Getting to this milestone hasn’t been easy. Banks Island faced escalating costs, unexpected mining dilution and working capital shortages. 

While the junior modified its operations and scaled back its mine development to lower mining dilution and preserve working capital, it still needs more funds to meet its operational goals.  

During 2014, the mine ran for 277 days. The company stopped production from mid-June to early August to add grinding and flotation circuits to its dense media separation (DMS) plant. It also had 24 days of limited or no production in November and December due to low working capital and poor weather.

Over the 277 operating days, the company estimates that it mined and processed 59,000 tonnes of run-of-mine feed at a diluted grade of 7.7 grams gold per tonne to generate 14,529 contained oz. gold. Total sales were 11,533 equivalent oz. gold, averaging 42 equivalent oz. gold a day.

Given the unexpected setbacks, the company relaxed the requirements it made last October to determine commercial production at the mine. Originally, it required a consistent mill throughput of 200 tonnes per day, 90% gold recovery and average gold production of 77 equivalent oz. gold per day.

While Yellow Giant largely met the first two requirements, it fell short on production because of the higher-than-expected mining dilution. Considering the mine produced salable product for 277 days amid the setbacks, the junior’s board decided the current production level is sufficient for commercial production.

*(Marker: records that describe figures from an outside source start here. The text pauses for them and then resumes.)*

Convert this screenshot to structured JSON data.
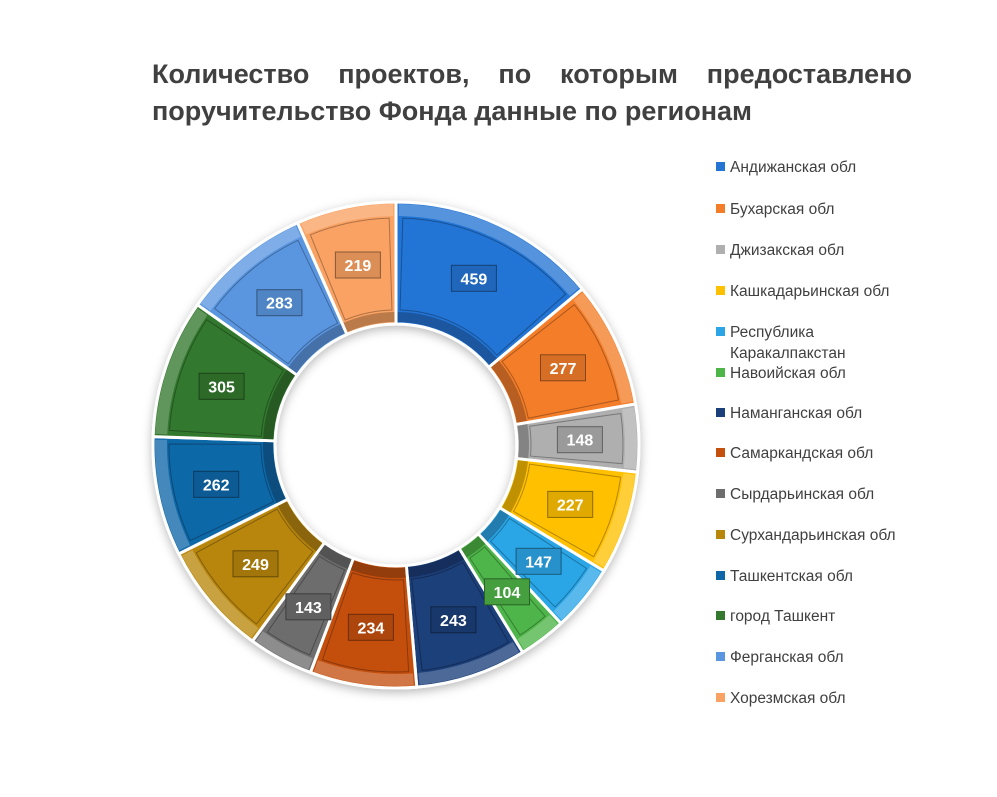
{
  "title_lines": [
    "Количество проектов, по которым предоставлено",
    "поручительство Фонда данные по регионам"
  ],
  "chart_data": {
    "type": "pie",
    "donut": true,
    "title": "Количество проектов, по которым предоставлено поручительство Фонда данные по регионам",
    "legend_position": "right",
    "categories": [
      "Андижанская обл",
      "Бухарская обл",
      "Джизакская обл",
      "Кашкадарьинская обл",
      "Республика Каракалпакстан",
      "Навоийская обл",
      "Наманганская обл",
      "Самаркандская обл",
      "Сырдарьинская обл",
      "Сурхандарьинская обл",
      "Ташкентская обл",
      "город Ташкент",
      "Ферганская обл",
      "Хорезмская обл"
    ],
    "values": [
      459,
      277,
      148,
      227,
      147,
      104,
      243,
      234,
      143,
      249,
      262,
      305,
      283,
      219
    ],
    "colors": [
      "#2474D4",
      "#F47D2A",
      "#AFAFAF",
      "#FFC000",
      "#2BA5E6",
      "#4EB548",
      "#1B3F7A",
      "#C4500F",
      "#6D6D6D",
      "#B8860B",
      "#0F67A8",
      "#33782E",
      "#5A96E0",
      "#F9A263"
    ]
  }
}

The company experienced dilution of 255% last year, up from the estimated 40% in a 2013 preliminary economic assessment (PEA). (The company has not completed a feasibility study on the project.) The dilution resulted from caving at the old workings in the Bob zone, which blocked direct access to the mineralization and required a change in mining technique. 

At the Tel zone, the junior did not have smaller underground equipment it needed to mine within the ore zone. It used larger equipment leading to higher dilution at this zone. 

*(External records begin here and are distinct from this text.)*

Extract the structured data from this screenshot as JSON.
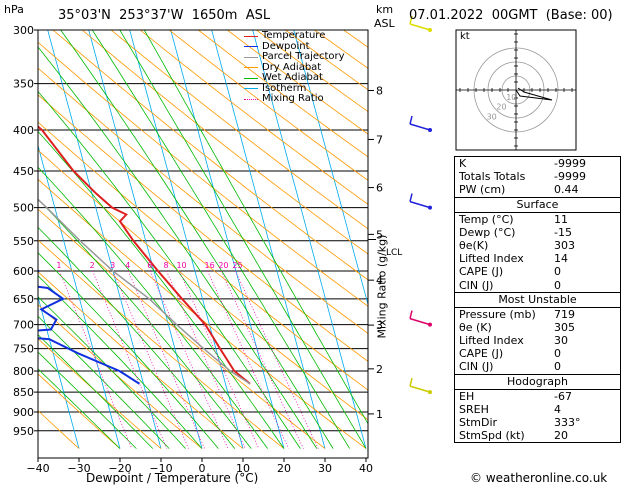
{
  "header": {
    "hpa_label": "hPa",
    "location": "35°03'N  253°37'W  1650m  ASL",
    "km_label": "km",
    "asl_label": "ASL",
    "datetime": "07.01.2022  00GMT  (Base: 00)"
  },
  "chart_data": {
    "type": "skew-t",
    "xlabel": "Dewpoint / Temperature (°C)",
    "ylabel_left": "hPa",
    "ylabel_right": "Mixing Ratio (g/kg)",
    "x_ticks": [
      -40,
      -30,
      -20,
      -10,
      0,
      10,
      20,
      30,
      40
    ],
    "x_tick_labels": [
      "−40",
      "−30",
      "−20",
      "−10",
      "0",
      "10",
      "20",
      "30",
      "40"
    ],
    "pressure_levels": [
      300,
      350,
      400,
      450,
      500,
      550,
      600,
      650,
      700,
      750,
      800,
      850,
      900,
      950
    ],
    "km_ticks": [
      {
        "km": 1,
        "p": 905
      },
      {
        "km": 2,
        "p": 795
      },
      {
        "km": 3,
        "p": 701
      },
      {
        "km": 4,
        "p": 616
      },
      {
        "km": 5,
        "p": 540
      },
      {
        "km": 6,
        "p": 472
      },
      {
        "km": 7,
        "p": 411
      },
      {
        "km": 8,
        "p": 357
      }
    ],
    "lcl_label": "LCL",
    "lcl_p": 548,
    "mixing_ratio_values": [
      1,
      2,
      3,
      4,
      6,
      8,
      10,
      16,
      20,
      25
    ],
    "mixing_ratio_labels": [
      "1",
      "2",
      "3",
      "4",
      "6",
      "8",
      "10",
      "16",
      "20",
      "25"
    ],
    "legend": [
      {
        "name": "Temperature",
        "color": "#e02020"
      },
      {
        "name": "Dewpoint",
        "color": "#1030e0"
      },
      {
        "name": "Parcel Trajectory",
        "color": "#999999"
      },
      {
        "name": "Dry Adiabat",
        "color": "#ff9900"
      },
      {
        "name": "Wet Adiabat",
        "color": "#00bb00"
      },
      {
        "name": "Isotherm",
        "color": "#00aaee"
      },
      {
        "name": "Mixing Ratio",
        "color": "#ee00aa"
      }
    ],
    "series": [
      {
        "name": "Temperature",
        "color": "#e02020",
        "points": [
          [
            830,
            16
          ],
          [
            800,
            13
          ],
          [
            750,
            11
          ],
          [
            700,
            9
          ],
          [
            650,
            5
          ],
          [
            600,
            1
          ],
          [
            550,
            -3
          ],
          [
            520,
            -5
          ],
          [
            510,
            -3
          ],
          [
            500,
            -6
          ],
          [
            480,
            -9
          ],
          [
            450,
            -13
          ],
          [
            400,
            -18
          ],
          [
            370,
            -24
          ],
          [
            350,
            -26
          ],
          [
            320,
            -31
          ],
          [
            300,
            -35
          ]
        ]
      },
      {
        "name": "Dewpoint",
        "color": "#1030e0",
        "points": [
          [
            830,
            -11
          ],
          [
            800,
            -15
          ],
          [
            760,
            -24
          ],
          [
            730,
            -30
          ],
          [
            720,
            -44
          ],
          [
            710,
            -29
          ],
          [
            690,
            -27
          ],
          [
            670,
            -30
          ],
          [
            650,
            -24
          ],
          [
            630,
            -27
          ],
          [
            620,
            -37
          ],
          [
            610,
            -38
          ],
          [
            600,
            -28
          ],
          [
            590,
            -36
          ],
          [
            580,
            -34
          ],
          [
            560,
            -29
          ],
          [
            530,
            -33
          ],
          [
            520,
            -30
          ],
          [
            500,
            -37
          ],
          [
            480,
            -28
          ],
          [
            450,
            -26
          ],
          [
            400,
            -31
          ],
          [
            350,
            -37
          ],
          [
            320,
            -39
          ],
          [
            300,
            -44
          ]
        ]
      },
      {
        "name": "Parcel Trajectory",
        "color": "#999999",
        "points": [
          [
            830,
            16
          ],
          [
            800,
            12
          ],
          [
            750,
            7
          ],
          [
            700,
            2
          ],
          [
            650,
            -3
          ],
          [
            600,
            -10
          ],
          [
            550,
            -16
          ],
          [
            500,
            -22
          ],
          [
            450,
            -29
          ],
          [
            400,
            -36
          ],
          [
            350,
            -44
          ],
          [
            300,
            -53
          ]
        ]
      }
    ],
    "wind_barb_colors": [
      "#dddd00",
      "#2020dd",
      "#2020dd",
      "#dd0066",
      "#cccc00"
    ]
  },
  "hodograph": {
    "kt_label": "kt",
    "ring_labels": [
      "10",
      "20",
      "30"
    ]
  },
  "indices": {
    "rows": [
      {
        "label": "K",
        "value": "-9999"
      },
      {
        "label": "Totals Totals",
        "value": "-9999"
      },
      {
        "label": "PW (cm)",
        "value": "0.44"
      }
    ]
  },
  "surface": {
    "title": "Surface",
    "rows": [
      {
        "label": "Temp (°C)",
        "value": "11"
      },
      {
        "label": "Dewp (°C)",
        "value": "-15"
      },
      {
        "label": "θe(K)",
        "value": "303"
      },
      {
        "label": "Lifted Index",
        "value": "14"
      },
      {
        "label": "CAPE (J)",
        "value": "0"
      },
      {
        "label": "CIN (J)",
        "value": "0"
      }
    ]
  },
  "most_unstable": {
    "title": "Most Unstable",
    "rows": [
      {
        "label": "Pressure (mb)",
        "value": "719"
      },
      {
        "label": "θe (K)",
        "value": "305"
      },
      {
        "label": "Lifted Index",
        "value": "30"
      },
      {
        "label": "CAPE (J)",
        "value": "0"
      },
      {
        "label": "CIN (J)",
        "value": "0"
      }
    ]
  },
  "hodograph_table": {
    "title": "Hodograph",
    "rows": [
      {
        "label": "EH",
        "value": "-67"
      },
      {
        "label": "SREH",
        "value": "4"
      },
      {
        "label": "StmDir",
        "value": "333°"
      },
      {
        "label": "StmSpd (kt)",
        "value": "20"
      }
    ]
  },
  "footer": {
    "copyright": "© weatheronline.co.uk"
  }
}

Both incidents pushed the average mined grade to 7.7 grams gold versus a planned average mine grade of 15.8 grams gold.

The PEA also didn’t consider the cost of adding grinding and flotation circuits to the process plant to achieve the planned gold recoveries and sales, leading to an increase in costs.

Banks Island explains that its working capital took a hit due to the extended commissioning period for the plant. On Aug. 31, it reported a working capital deficiency of $8.3 million. While the current deficiency has not been made public, the company says it would need more funds to increase production and achieve its goals.

So far, to counter the mining dilution, the firm has boosted the capacity of pre-concentration through the DMS plant over the past several months. This has increased average throughput for the four months ended Dec. 31 to 282 tonnes per day.

Once it has more funds, the junior plans to boost its inventory of parts and supplies to ensure continuous production and to buy a second fleet of smaller underground mobile equipment to increase production and further reduce dilution.

Banks Island shares closed Jan. 9 flat at 17¢, within a 52-week range of 13.5¢ to 68¢.